In sum, it is now established that the President was not being investigated for colluding with the Russians or attempting to obstruct that investigation. As the Committee pointed out today, these important facts for the country to know are virtually the only facts that have not leaked during the long course of these events.

As he said yesterday, the President feels completely vindicated and is eager to continue moving forward with his agenda with this public cloud removed.

Thank you.

NPR digs a bit into Kasowitz’s response. There’ll be ten thousand articles written on today’s testimony and later the books will come out.

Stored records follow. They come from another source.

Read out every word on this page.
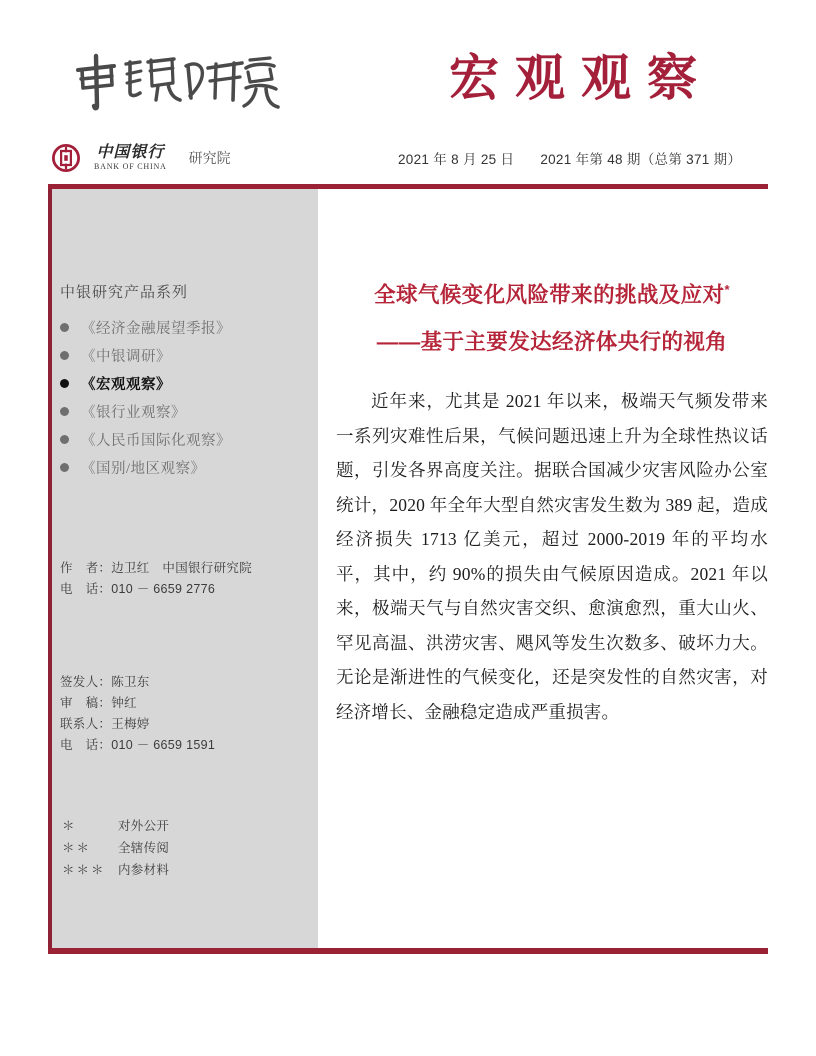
宏观观察
中国银行
BANK OF CHINA
研究院	2021 年 8 月 25 日 2021 年第 48 期（总第 371 期）
中银研究产品系列
《经济金融展望季报》
《中银调研》
《宏观观察》
《银行业观察》
《人民币国际化观察》
《国别/地区观察》
作　者：边卫红　中国银行研究院
电　话：010 － 6659 2776
签发人：陈卫东
审　稿：钟红
联系人：王梅婷
电　话：010 － 6659 1591
＊	对外公开
＊＊	全辖传阅
＊＊＊ 内参材料
全球气候变化风险带来的挑战及应对*
——基于主要发达经济体央行的视角

近年来，尤其是 2021 年以来，极端天气频发带来一系列灾难性后果，气候问题迅速上升为全球性热议话题，引发各界高度关注。据联合国减少灾害风险办公室统计，2020 年全年大型自然灾害发生数为 389 起，造成经济损失 1713 亿美元，超过 2000-2019 年的平均水平，其中，约 90%的损失由气候原因造成。2021 年以来，极端天气与自然灾害交织、愈演愈烈，重大山火、罕见高温、洪涝灾害、飓风等发生次数多、破坏力大。无论是渐进性的气候变化，还是突发性的自然灾害，对经济增长、金融稳定造成严重损害。
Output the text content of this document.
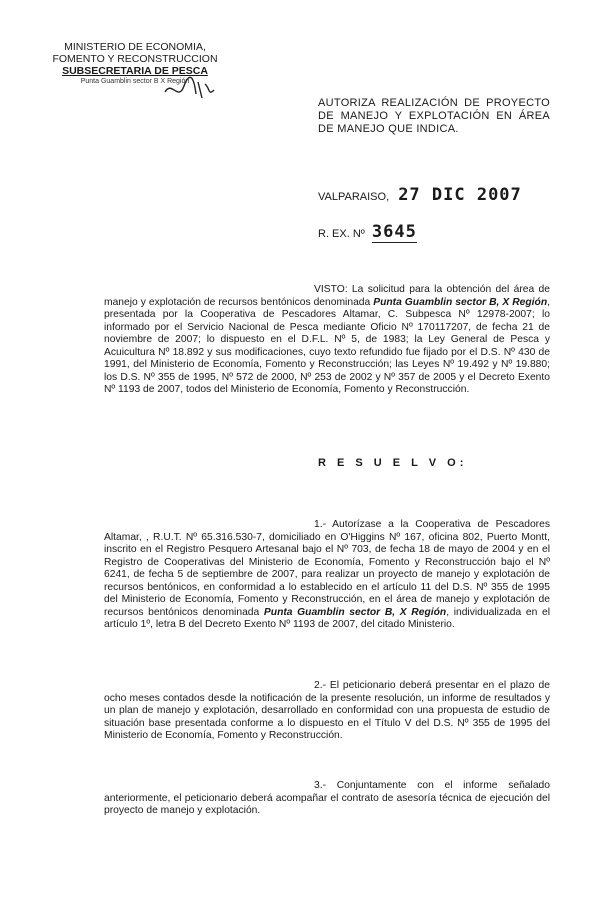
MINISTERIO DE ECONOMIA,
FOMENTO Y RECONSTRUCCION
SUBSECRETARIA DE PESCA
Punta Guamblin sector B X Región
AUTORIZA REALIZACIÓN DE PROYECTO DE MANEJO Y EXPLOTACIÓN EN ÁREA DE MANEJO QUE INDICA.
VALPARAISO, 27 DIC 2007
R. EX. Nº 3645
VISTO: La solicitud para la obtención del área de manejo y explotación de recursos bentónicos denominada Punta Guamblin sector B, X Región, presentada por la Cooperativa de Pescadores Altamar, C. Subpesca Nº 12978-2007; lo informado por el Servicio Nacional de Pesca mediante Oficio Nº 170117207, de fecha 21 de noviembre de 2007; lo dispuesto en el D.F.L. Nº 5, de 1983; la Ley General de Pesca y Acuicultura Nº 18.892 y sus modificaciones, cuyo texto refundido fue fijado por el D.S. Nº 430 de 1991, del Ministerio de Economía, Fomento y Reconstrucción; las Leyes Nº 19.492 y Nº 19.880; los D.S. Nº 355 de 1995, Nº 572 de 2000, Nº 253 de 2002 y Nº 357 de 2005 y el Decreto Exento Nº 1193 de 2007, todos del Ministerio de Economía, Fomento y Reconstrucción.
R E S U E L V O:
1.- Autorízase a la Cooperativa de Pescadores Altamar, , R.U.T. Nº 65.316.530-7, domiciliado en O'Higgins Nº 167, oficina 802, Puerto Montt, inscrito en el Registro Pesquero Artesanal bajo el Nº 703, de fecha 18 de mayo de 2004 y en el Registro de Cooperativas del Ministerio de Economía, Fomento y Reconstrucción bajo el Nº 6241, de fecha 5 de septiembre de 2007, para realizar un proyecto de manejo y explotación de recursos bentónicos, en conformidad a lo establecido en el artículo 11 del D.S. Nº 355 de 1995 del Ministerio de Economía, Fomento y Reconstrucción, en el área de manejo y explotación de recursos bentónicos denominada Punta Guamblin sector B, X Región, individualizada en el artículo 1º, letra B del Decreto Exento Nº 1193 de 2007, del citado Ministerio.
2.- El peticionario deberá presentar en el plazo de ocho meses contados desde la notificación de la presente resolución, un informe de resultados y un plan de manejo y explotación, desarrollado en conformidad con una propuesta de estudio de situación base presentada conforme a lo dispuesto en el Título V del D.S. Nº 355 de 1995 del Ministerio de Economía, Fomento y Reconstrucción.
3.- Conjuntamente con el informe señalado anteriormente, el peticionario deberá acompañar el contrato de asesoría técnica de ejecución del proyecto de manejo y explotación.
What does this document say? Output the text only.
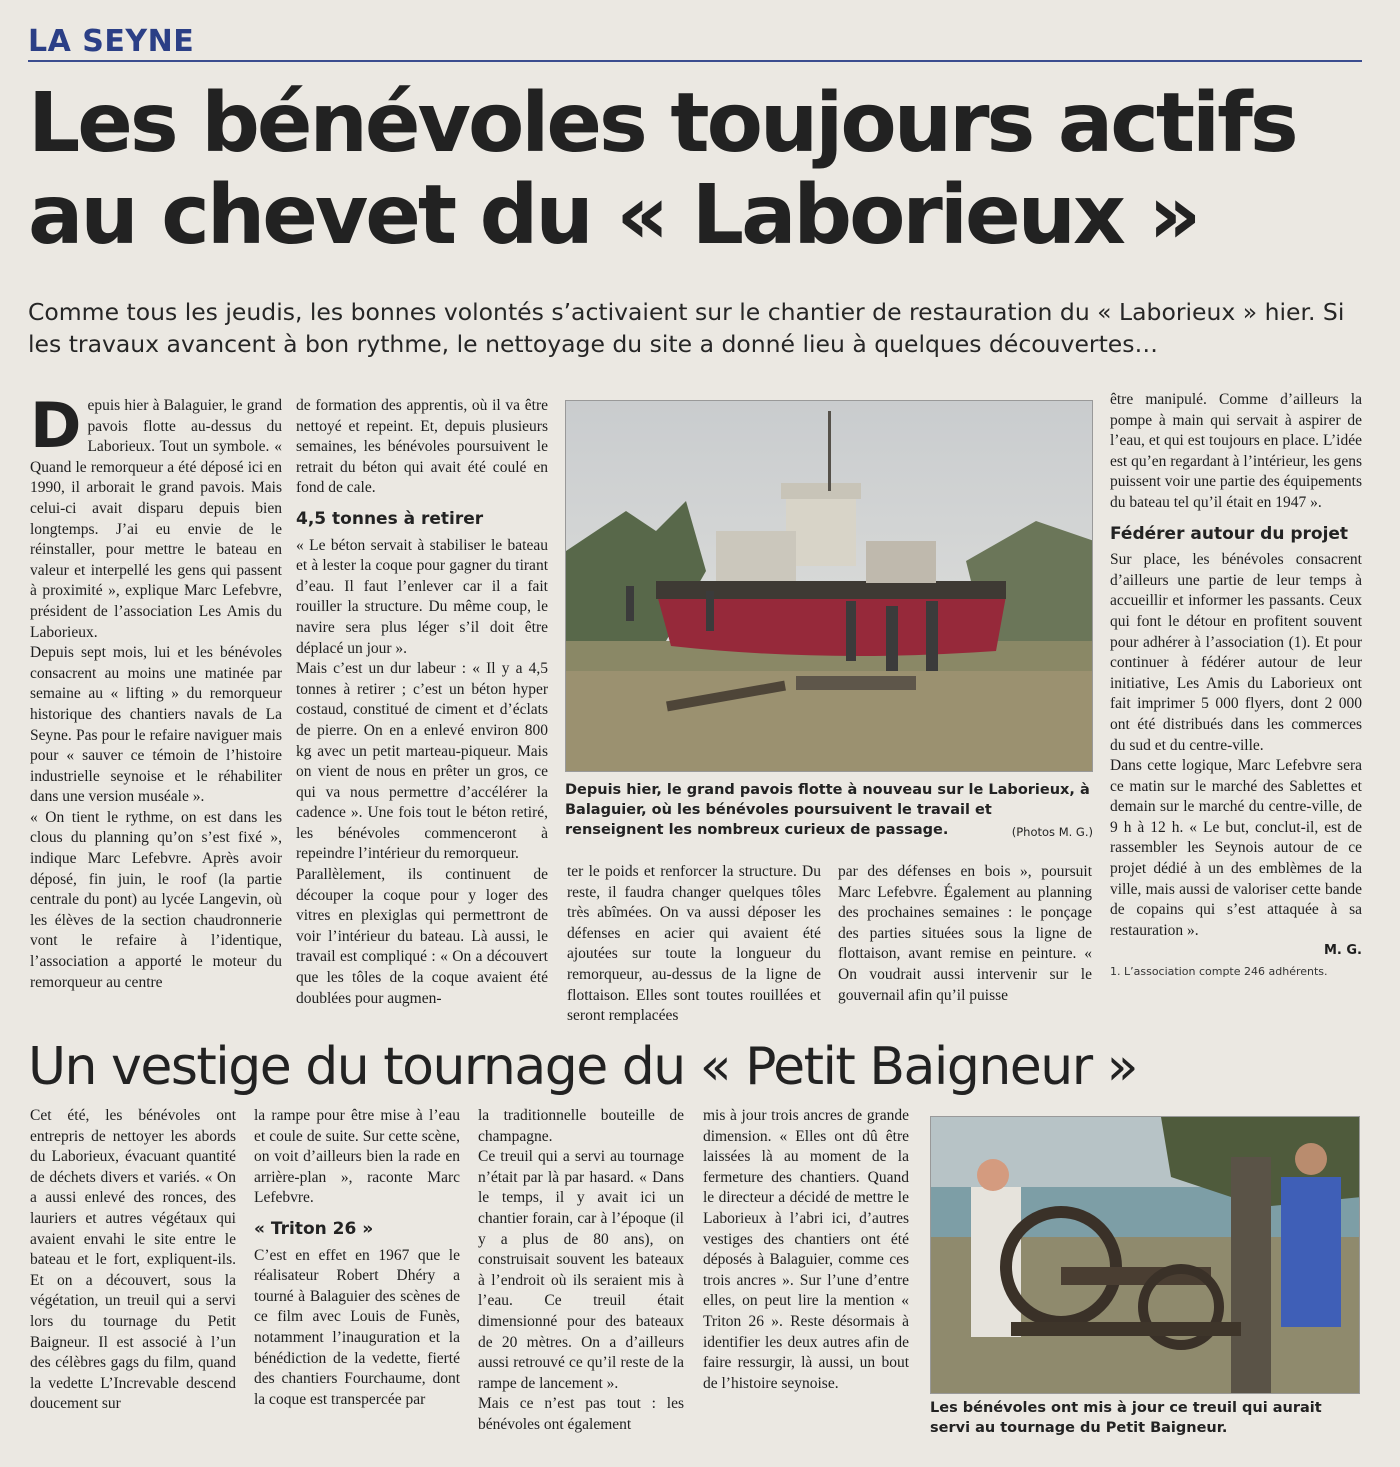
LA SEYNE
Les bénévoles toujours actifs au chevet du « Laborieux »
Comme tous les jeudis, les bonnes volontés s’activaient sur le chantier de restauration du « Laborieux » hier. Si les travaux avancent à bon rythme, le nettoyage du site a donné lieu à quelques découvertes…
D epuis hier à Balaguier, le grand pavois flotte au-dessus du Laborieux. Tout un symbole. « Quand le remorqueur a été déposé ici en 1990, il arborait le grand pavois. Mais celui-ci avait disparu depuis bien longtemps. J’ai eu envie de le réinstaller, pour mettre le bateau en valeur et interpellé les gens qui passent à proximité », explique Marc Lefebvre, président de l’association Les Amis du Laborieux.

Depuis sept mois, lui et les bénévoles consacrent au moins une matinée par semaine au « lifting » du remorqueur historique des chantiers navals de La Seyne. Pas pour le refaire naviguer mais pour « sauver ce témoin de l’histoire industrielle seynoise et le réhabiliter dans une version muséale ».

« On tient le rythme, on est dans les clous du planning qu’on s’est fixé », indique Marc Lefebvre. Après avoir déposé, fin juin, le roof (la partie centrale du pont) au lycée Langevin, où les élèves de la section chaudronnerie vont le refaire à l’identique, l’association a apporté le moteur du remorqueur au centre

de formation des apprentis, où il va être nettoyé et repeint. Et, depuis plusieurs semaines, les bénévoles poursuivent le retrait du béton qui avait été coulé en fond de cale.

4,5 tonnes à retirer

« Le béton servait à stabiliser le bateau et à lester la coque pour gagner du tirant d’eau. Il faut l’enlever car il a fait rouiller la structure. Du même coup, le navire sera plus léger s’il doit être déplacé un jour ».

Mais c’est un dur labeur : « Il y a 4,5 tonnes à retirer ; c’est un béton hyper costaud, constitué de ciment et d’éclats de pierre. On en a enlevé environ 800 kg avec un petit marteau-piqueur. Mais on vient de nous en prêter un gros, ce qui va nous permettre d’accélérer la cadence ». Une fois tout le béton retiré, les bénévoles commenceront à repeindre l’intérieur du remorqueur.

Parallèlement, ils continuent de découper la coque pour y loger des vitres en plexiglas qui permettront de voir l’intérieur du bateau. Là aussi, le travail est compliqué : « On a découvert que les tôles de la coque avaient été doublées pour augmen-

Depuis hier, le grand pavois flotte à nouveau sur le Laborieux, à Balaguier, où les bénévoles poursuivent le travail et renseignent les nombreux curieux de passage.	(Photos M. G.)

ter le poids et renforcer la structure. Du reste, il faudra changer quelques tôles très abîmées. On va aussi déposer les défenses en acier qui avaient été ajoutées sur toute la longueur du remorqueur, au-dessus de la ligne de flottaison. Elles sont toutes rouillées et seront remplacées

par des défenses en bois », poursuit Marc Lefebvre. Également au planning des prochaines semaines : le ponçage des parties situées sous la ligne de flottaison, avant remise en peinture. « On voudrait aussi intervenir sur le gouvernail afin qu’il puisse

être manipulé. Comme d’ailleurs la pompe à main qui servait à aspirer de l’eau, et qui est toujours en place. L’idée est qu’en regardant à l’intérieur, les gens puissent voir une partie des équipements du bateau tel qu’il était en 1947 ».

Fédérer autour du projet

Sur place, les bénévoles consacrent d’ailleurs une partie de leur temps à accueillir et informer les passants. Ceux qui font le détour en profitent souvent pour adhérer à l’association (1). Et pour continuer à fédérer autour de leur initiative, Les Amis du Laborieux ont fait imprimer 5 000 flyers, dont 2 000 ont été distribués dans les commerces du sud et du centre-ville.

Dans cette logique, Marc Lefebvre sera ce matin sur le marché des Sablettes et demain sur le marché du centre-ville, de 9 h à 12 h. « Le but, conclut-il, est de rassembler les Seynois autour de ce projet dédié à un des emblèmes de la ville, mais aussi de valoriser cette bande de copains qui s’est attaquée à sa restauration ».

M. G.
1. L’association compte 246 adhérents.
Un vestige du tournage du « Petit Baigneur »

Cet été, les bénévoles ont entrepris de nettoyer les abords du Laborieux, évacuant quantité de déchets divers et variés. « On a aussi enlevé des ronces, des lauriers et autres végétaux qui avaient envahi le site entre le bateau et le fort, expliquent-ils. Et on a découvert, sous la végétation, un treuil qui a servi lors du tournage du Petit Baigneur. Il est associé à l’un des célèbres gags du film, quand la vedette L’Increvable descend doucement sur

la rampe pour être mise à l’eau et coule de suite. Sur cette scène, on voit d’ailleurs bien la rade en arrière-plan », raconte Marc Lefebvre.

« Triton 26 »

C’est en effet en 1967 que le réalisateur Robert Dhéry a tourné à Balaguier des scènes de ce film avec Louis de Funès, notamment l’inauguration et la bénédiction de la vedette, fierté des chantiers Fourchaume, dont la coque est transpercée par

la traditionnelle bouteille de champagne.

Ce treuil qui a servi au tournage n’était par là par hasard. « Dans le temps, il y avait ici un chantier forain, car à l’époque (il y a plus de 80 ans), on construisait souvent les bateaux à l’endroit où ils seraient mis à l’eau. Ce treuil était dimensionné pour des bateaux de 20 mètres. On a d’ailleurs aussi retrouvé ce qu’il reste de la rampe de lancement ».

Mais ce n’est pas tout : les bénévoles ont également

mis à jour trois ancres de grande dimension. « Elles ont dû être laissées là au moment de la fermeture des chantiers. Quand le directeur a décidé de mettre le Laborieux à l’abri ici, d’autres vestiges des chantiers ont été déposés à Balaguier, comme ces trois ancres ». Sur l’une d’entre elles, on peut lire la mention « Triton 26 ». Reste désormais à identifier les deux autres afin de faire ressurgir, là aussi, un bout de l’histoire seynoise.

Les bénévoles ont mis à jour ce treuil qui aurait servi au tournage du Petit Baigneur.
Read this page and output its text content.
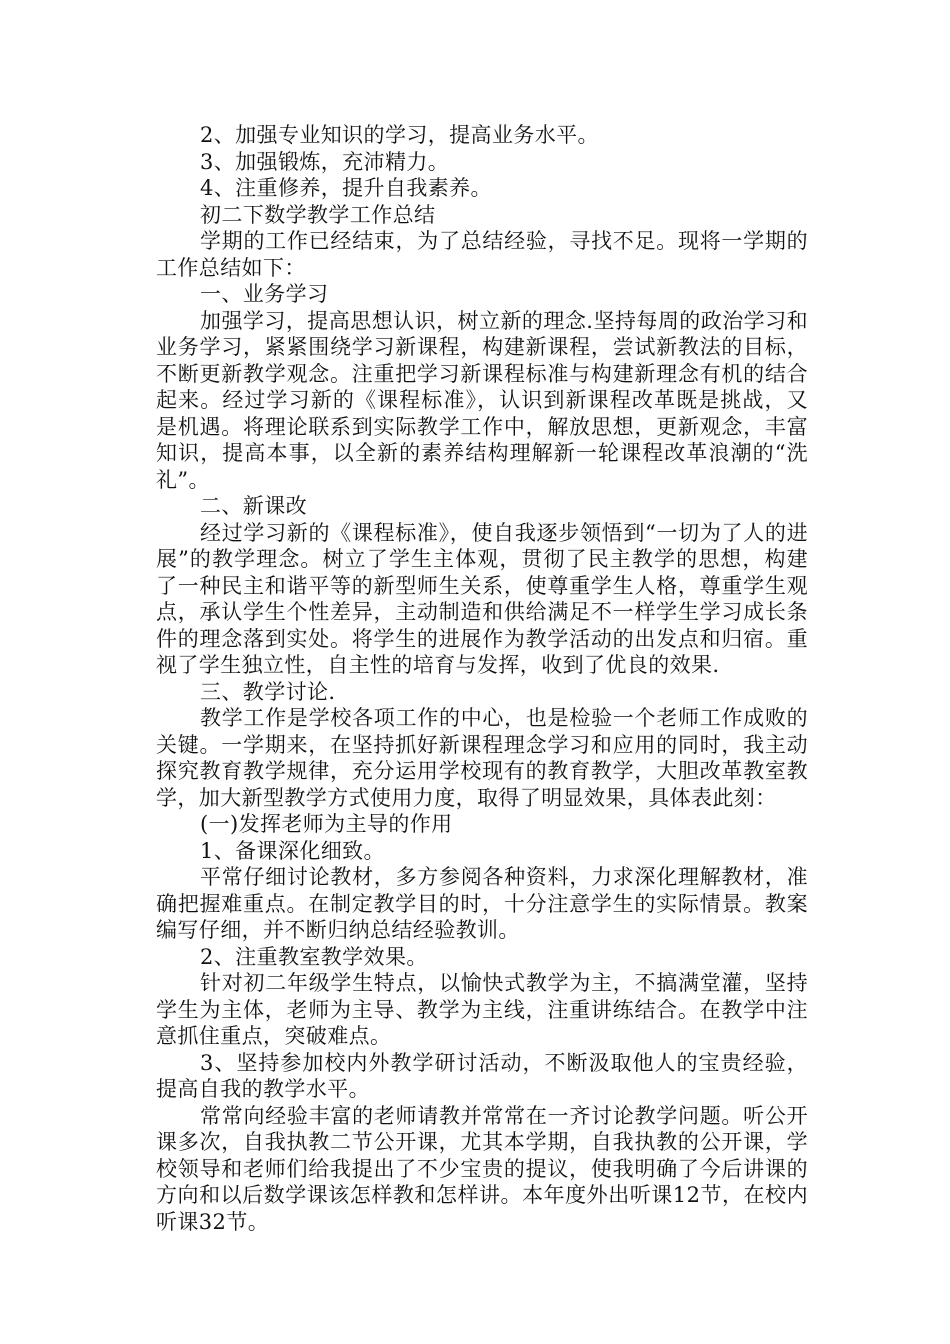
2、加强专业知识的学习，提高业务水平。

3、加强锻炼，充沛精力。

4、注重修养，提升自我素养。

初二下数学教学工作总结

学期的工作已经结束，为了总结经验，寻找不足。现将一学期的工作总结如下：

一、业务学习

加强学习，提高思想认识，树立新的理念.坚持每周的政治学习和业务学习，紧紧围绕学习新课程，构建新课程，尝试新教法的目标，不断更新教学观念。注重把学习新课程标准与构建新理念有机的结合起来。经过学习新的《课程标准》，认识到新课程改革既是挑战，又是机遇。将理论联系到实际教学工作中，解放思想，更新观念，丰富知识，提高本事，以全新的素养结构理解新一轮课程改革浪潮的“洗礼”。

二、新课改

经过学习新的《课程标准》，使自我逐步领悟到“一切为了人的进展”的教学理念。树立了学生主体观，贯彻了民主教学的思想，构建了一种民主和谐平等的新型师生关系，使尊重学生人格，尊重学生观点，承认学生个性差异，主动制造和供给满足不一样学生学习成长条件的理念落到实处。将学生的进展作为教学活动的出发点和归宿。重视了学生独立性，自主性的培育与发挥，收到了优良的效果.

三、教学讨论.

教学工作是学校各项工作的中心，也是检验一个老师工作成败的关键。一学期来，在坚持抓好新课程理念学习和应用的同时，我主动探究教育教学规律，充分运用学校现有的教育教学，大胆改革教室教学，加大新型教学方式使用力度，取得了明显效果，具体表此刻：

(一)发挥老师为主导的作用

1、备课深化细致。

平常仔细讨论教材，多方参阅各种资料，力求深化理解教材，准确把握难重点。在制定教学目的时，十分注意学生的实际情景。教案编写仔细，并不断归纳总结经验教训。

2、注重教室教学效果。

针对初二年级学生特点，以愉快式教学为主，不搞满堂灌，坚持学生为主体，老师为主导、教学为主线，注重讲练结合。在教学中注意抓住重点，突破难点。

3、坚持参加校内外教学研讨活动，不断汲取他人的宝贵经验，提高自我的教学水平。

常常向经验丰富的老师请教并常常在一齐讨论教学问题。听公开课多次，自我执教二节公开课，尤其本学期，自我执教的公开课，学校领导和老师们给我提出了不少宝贵的提议，使我明确了今后讲课的方向和以后数学课该怎样教和怎样讲。本年度外出听课12节，在校内听课32节。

8 thoughts on “Trump’s Attorney Marc Kasowitz Responds to Leaker and Liar Comey’s Testimony (Text and Video)

  1. Who does Trump think he is expecting loyalty from his employees? What does he think he is now? Some Chief Executive running the whole Executive Branch? We now return you to blacks blaming YT for not having as much just because they refuse to work.

  2. Pingback: Trump’s Attorney Marc Kasowitz Responds to Leaker and Liar Comey’s Testimony (Text and Video) | saboteur365 – behindertvertriebentessarzblog

  3. Everyone knows Comey is filthy. His song and dance last year about Hillary’s “intent” will stand as an example of classic textbook kosher privilege. He even told us at the time that if we unclean goyim did what she did, don’t expect to get away with it like she did. What a low life POS.I still wonder why Trump didn’t can this scumbag on January 21st.


    I am glad his lawyer is doing the tweeting on this matter.

    As candidate, maybe it was OK to tweet, but as President, it is not safe.

    As President, Trump should go through his lawyers and advisers before making ANY public statements, including tweets. In fact they should be the ones doing it, not he, himself.

    As they say, in the legal system, anything you say can be and will be used against you.

    As President, tweeting is too risky, specially the way the Dems and the libs are trying to get him.